A case–control study often compares the prevalence of a specific disease among persons with normal alleles and persons with variant alleles, which generates an odds ratio (OR). The most common type of allele variation, single-nucleotide polymorphism, consists of a major allele (M) and a minor allele (m). Thus, the genotype can be a major allele homozygote (MM), a heterozygote (Mm) or a minor allele homozygote (mm). Odds are given for each genotype, and a pair of odds generates an OR (Table 1). Summarizing data using two-by-two contingency is the simplest method of estimating an OR. Therefore, the three kinds of genotypes are often transformed into two variables. For example, a dominant model compares MM versus Mm + mm, and a recessive model compares MM + Mm versus mm. An over-dominant model assumes the heterozygote has the strongest impact and compares MM + mm versus Mm. On the other hand, co-dominant models including additive and multiplicative models hypothesize that MM, Mm, and mm are associated with the lowest, the intermediate, and the highest risk, respectively, or they are associated with the highest, the intermediate, and the lowest risk, respectively (Thakkinstian et al., 2005, Attia et al., 2003). While these models above discuss a subject-level phenomenon, the allelic model evaluates the impact of individual alleles on the disease. This allelic model produces an OR similar to that estimated from the multiplicative model (Thakkinstian et al., 2005, Attia et al., 2003).
Table 1.
Genotypes, odds and odds ratio (OR).
MM | Mm | mm | |
---|---|---|---|
Number of cases | a | b | c |
Number of controls | d | e | f |
Odd | a/d | b/e | c/f |
M: Major allele.
m: minor allele.
MM: homozygote of major allele.
Mm: heterozygote.
mm: homozygote of minor allele.
a, b, c, d, e, f: number of subjects.
We defined OR1 and OR2 as follows:OR1 = oddMm / oddMM = bd / aeOR2 = oddmm / oddMm = ce / bf.

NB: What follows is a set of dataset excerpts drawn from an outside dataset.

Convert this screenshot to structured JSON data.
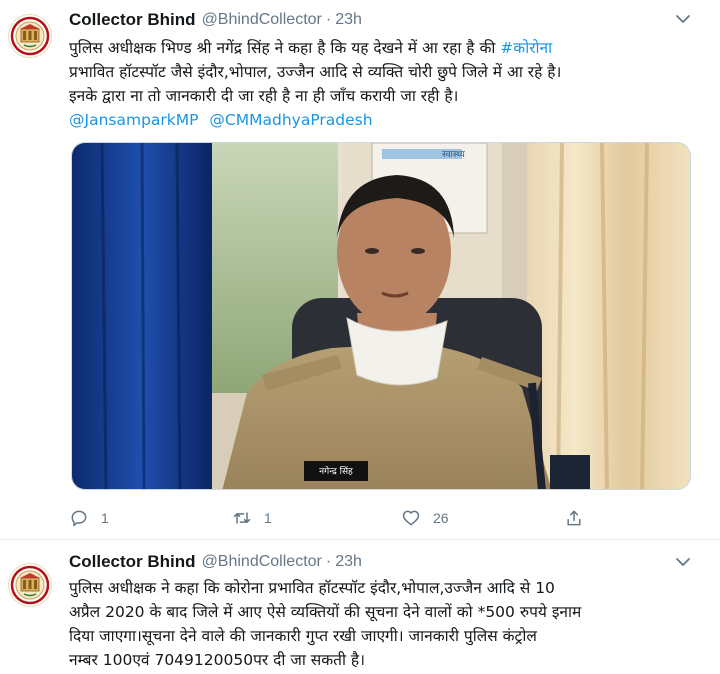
{
  "tweets": [
    {
      "name": "Collector Bhind",
      "handle": "@BhindCollector",
      "separator": "·",
      "time": "23h",
      "lines": [
        "पुलिस अधीक्षक भिण्ड श्री नगेंद्र सिंह ने कहा है कि यह देखने में आ रहा है की ",
        "प्रभावित हॉटस्पॉट जैसे इंदौर,भोपाल, उज्जैन आदि से व्यक्ति चोरी छुपे जिले में आ रहे है।",
        "इनके द्वारा ना तो जानकारी दी जा रही है ना ही जाँच करायी जा रही है।"
      ],
      "hashtag": "#कोरोना",
      "mentions": [
        "@JansamparkMP",
        "@CMMadhyaPradesh"
      ],
      "media_badge": "नगेन्द्र सिंह",
      "media_alt_text": "स्वास्थ्य",
      "replies": "1",
      "retweets": "1",
      "likes": "26"
    },
    {
      "name": "Collector Bhind",
      "handle": "@BhindCollector",
      "separator": "·",
      "time": "23h",
      "lines": [
        "पुलिस अधीक्षक ने कहा कि कोरोना प्रभावित हॉटस्पॉट इंदौर,भोपाल,उज्जैन आदि से 10",
        "अप्रैल 2020 के बाद जिले में आए ऐसे व्यक्तियों की सूचना देने वालों को *500 रुपये इनाम",
        "दिया जाएगा।सूचना देने वाले की जानकारी गुप्त रखी जाएगी। जानकारी पुलिस कंट्रोल",
        "नम्बर 100एवं 7049120050पर दी जा सकती है।"
      ]
    }
  ],
  "icons": {
    "avatar": "district-emblem-icon",
    "caret": "chevron-down-icon",
    "reply": "reply-icon",
    "retweet": "retweet-icon",
    "like": "heart-icon",
    "share": "share-icon"
  },
  "colors": {
    "link": "#1b95e0",
    "muted": "#657786",
    "text": "#14171a"
  }
}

Therefore, oddMm = b / e = oddMM × OR1ori oddmm = c / f = oddMM × OR1ori × OR2ori.
Traditionally, researchers used to calculate ORs using many models and then select the best model from among these calculated ORs (Thakkinstian et al., 2005, Attia et al., 2003). This may increase the possibility of type I error due to multiple comparisons (Bagos, 2013). Therefore, we should choose the best model before calculating the OR for each model. Although model selection for genome-wide study was explained by Bagos (Bagos, 2013), another method for model selection for case–control study has been anticipated. In this article, we will discuss how to choose the best model among many subject-level models when evaluating the impact of the MM/Mm/mm genotype on the disease prevalence.
Methods and examples
In this article, for the additive model, we supposed the impact of Mm allele was estimated from the additive mean of impacts of MM and mm alleles. Similarly, for the multiplicative model, we supposed the impact of the Mm allele was estimated from the multiplicative mean of impacts of the MM and mm alleles. Although we knew that some researchers use the wording “log-additive model” instead of “multiplicative model” which is defined above and the wording “additive model” instead of “multiplicative model” which is defined above, we did not use these wordings for the current article.
Commonly used models
The most commonly used five subject-level gene models are recessive, multiplicative, additive, dominant, and over-dominant models (Thakkinstian et al., 2005, Attia et al., 2003). Each of the five models was originally defined using the relationship among oddMM, oddMm, and oddmm. Using the formulas in legends of Table 1, we can obtain the relationship between OR1 and OR2 for each model.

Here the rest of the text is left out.